The increased taxes could dampen the amount people who are millionaires and billionaires give to charity, but Mr. Obama said Monday he wanted to be sure that did not happen and pledged to structure the tax code in a way that would not “disadvantage individuals who make large charitable contributions.”
Fundraisers also say wealthy donors might be influenced by Mr. Obama’s proposal Monday to return the estate tax to 2009 levels.
Today couples can leave their heirs estates as large as $10-million tax-free. They face a tax of 35 percent on anything beyond that sum. Under Mr. Obama’s proposed 2013 budget, the tax would be set at 45 percent, with just the first $3.5-million exempt. That change could become an incentive for donors to give to charity as a way to reduce the amount that could be subject to big estate taxes.
Questions About Equity
While the estate-tax idea could help charities, nonprofit leaders were still far more concerned about Mr. Obama’s attempts to limit write-offs on charitable deductions by the wealthy. They fear that because people will be paying more in taxes, they will have less discretionary money to give,
“The president is sending mixed messages to the charitable community,” said Sue Santa, senior vice president at the Philanthropy Roundtable, an organization that represents conservative donors. “On one hand, he wants to limit the charitable deduction. On the other, he wants millionaires to continue to give to charity while also paying higher taxes.”

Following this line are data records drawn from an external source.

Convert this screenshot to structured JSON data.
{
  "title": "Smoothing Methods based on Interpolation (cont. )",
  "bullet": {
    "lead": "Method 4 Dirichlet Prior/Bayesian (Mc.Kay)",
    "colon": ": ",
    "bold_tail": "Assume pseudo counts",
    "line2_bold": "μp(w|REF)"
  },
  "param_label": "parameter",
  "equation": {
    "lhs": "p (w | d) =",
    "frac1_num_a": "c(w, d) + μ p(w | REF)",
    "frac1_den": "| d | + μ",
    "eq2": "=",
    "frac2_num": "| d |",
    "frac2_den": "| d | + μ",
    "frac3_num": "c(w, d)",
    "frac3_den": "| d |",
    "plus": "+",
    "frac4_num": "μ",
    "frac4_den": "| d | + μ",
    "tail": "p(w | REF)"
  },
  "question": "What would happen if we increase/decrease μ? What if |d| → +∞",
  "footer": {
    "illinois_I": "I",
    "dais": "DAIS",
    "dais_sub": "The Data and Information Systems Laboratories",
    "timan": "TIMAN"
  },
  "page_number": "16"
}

The White House did not respond to The Chronicle’s request for comment.
Ms. Aviv says that she’s concerned that the White House is saying it will protect charitable gifts for millionaires and billionaires but not for people who make from $200,000 to just under $1-million.
“How do you protect gifts for a millionaire but limit the deduction for someone who earns $200,000?” Ms. Aviv asks. “This leads me to wonder if the Buffett rule isn’t as generous as we thought.”